CSU trustees upset about union hits on chancellor
San Francisco Chronicle 3/15/07
It was the trustees most vocal response to increasing strife between Chancellor Charles Reed and the 23,000-member faculty union, whose members are angry because they haven't received a pay raise in four years. Differences over pay is the key issue and the union is taking a strike vote among its membership.
Roberta Achtenberg, who chairs the Board of Trustees, told her colleagues at their meeting in Long Beach on Wednesday that the efforts "to sully the reputation for integrity of the chancellor, the staff or the board (are) reprehensible and unbecoming of this institution."
Jeff Bleich, the board's vice chairman, criticized posters and fliers that have appeared above urinals in university restrooms and other locations around the 23-campus system, which refer to the chancellor as "Charles Greedy Reed."
"There is not anything greedy about Charles Reed," Bleich said. "He manages the largest and most complicated university system in the world, and he is entitled to the highest compensation among university chief executives. To call him greedy is to assassinate his character and be reckless. These types of activities degrade us all."
He said Reed -- who receives a salary of about $377,000 a year, plus a $30,000 retirement supplement from the CSU Foundation, as well as state housing -- is underpaid when compared to top administrators at other major universities.
Bleich also castigated faculty members and students for disrupting several of Reed's public and private speaking engagements, and asked the leadership of the California Faculty Association to repudiate these kinds of protests.
Trustee Debra Farar also spoke of her regret and sadness that Reed has come under fire.
"This board is not ignorant or uninformed about what is going on. All of the board supports the chancellor," Farar said. "He works tirelessly for this university.
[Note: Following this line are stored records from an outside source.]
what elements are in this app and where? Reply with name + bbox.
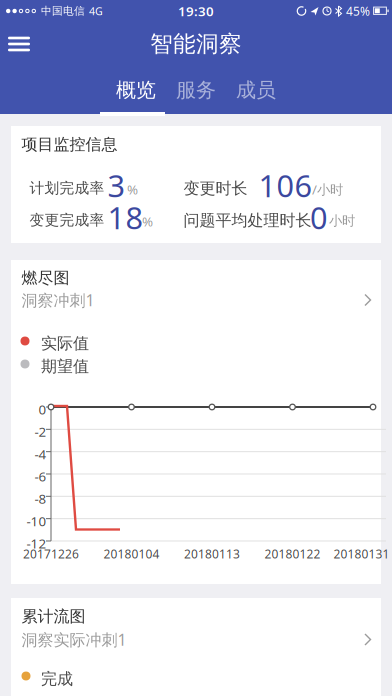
staticText: -2 <box>34 423 46 440</box>
button[interactable]: 服务 <box>166 68 226 112</box>
staticText: 洞察实际冲刺1 <box>22 629 126 650</box>
button[interactable]: 概览 <box>106 68 166 112</box>
staticText: 45% <box>346 3 370 19</box>
button[interactable]: 菜单 <box>0 24 30 64</box>
staticText: 18 <box>108 197 144 238</box>
staticText: 20180122 <box>264 546 320 562</box>
staticText: 变更时长 <box>184 178 248 198</box>
staticText: 期望值 <box>41 356 89 376</box>
staticText: 问题平均处理时长 <box>184 210 312 230</box>
staticText: -4 <box>34 445 46 463</box>
staticText: 20180104 <box>104 546 160 562</box>
staticText: % <box>127 180 138 198</box>
staticText: 智能洞察 <box>150 30 242 58</box>
button[interactable]: 洞察冲刺1 <box>11 289 381 311</box>
staticText: 20171226 <box>23 546 79 562</box>
staticText: 19:30 <box>178 2 214 20</box>
staticText: 概览 <box>116 78 156 102</box>
staticText: 中国电信 <box>41 4 85 18</box>
staticText: 洞察冲刺1 <box>22 289 94 311</box>
staticText: 项目监控信息 <box>22 134 118 154</box>
staticText: 完成 <box>41 669 73 689</box>
staticText: 变更完成率 <box>30 211 104 229</box>
staticText: -12 <box>26 534 46 552</box>
staticText: 20180131 <box>334 546 390 562</box>
staticText: 106 <box>258 165 312 206</box>
staticText: -8 <box>34 490 46 508</box>
staticText: 计划完成率 <box>30 179 104 197</box>
staticText: 小时 <box>329 212 355 229</box>
staticText: -6 <box>34 468 46 485</box>
staticText: 服务 <box>176 78 216 102</box>
button[interactable]: 洞察实际冲刺1 <box>11 628 381 650</box>
button[interactable]: 成员 <box>226 68 286 112</box>
staticText: 0 <box>310 197 328 238</box>
staticText: 燃尽图 <box>22 268 70 288</box>
staticText: -10 <box>26 512 46 530</box>
staticText: 累计流图 <box>22 606 86 626</box>
staticText: 3 <box>108 165 126 206</box>
staticText: 0 <box>38 400 46 418</box>
staticText: 20180113 <box>184 546 240 562</box>
staticText: 4G <box>89 4 103 18</box>
staticText: 成员 <box>236 78 276 102</box>
staticText: /小时 <box>312 180 343 198</box>
staticText: % <box>142 212 153 230</box>
staticText: 实际值 <box>41 334 89 353</box>
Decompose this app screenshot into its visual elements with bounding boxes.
The chancellor is the best thing to happen to this university system."
Trustee Herbert Carter said the faculty union was engaging in "swift boat tactics" and "the politics of personal destruction."
"I am disgusted with some of the tactics," said Trustee Melinda Guzman, referring to an episode when dead flowers were left outside the State University House in Long Beach, where the chancellor lives. "It doesn't need to get personal."
Alice Sunshine, a spokeswoman for the faculty union, attributed the protests to Reed's misplaced priorities. "The feeling is that he goes around the country telling how great things are in the CSU, and there's another story to be told," she said. "There's been a lot of satire and some anger on the part of the faculty that has been expressed. I think part of it is frustration that they haven't been heard or listened to by the trustees. But the dead flowers we don't know anything about. That's not us."
Reed did not address the recent protests in his remarks to the trustees, except to note: "I want to thank you, board, for your trust and your confidence."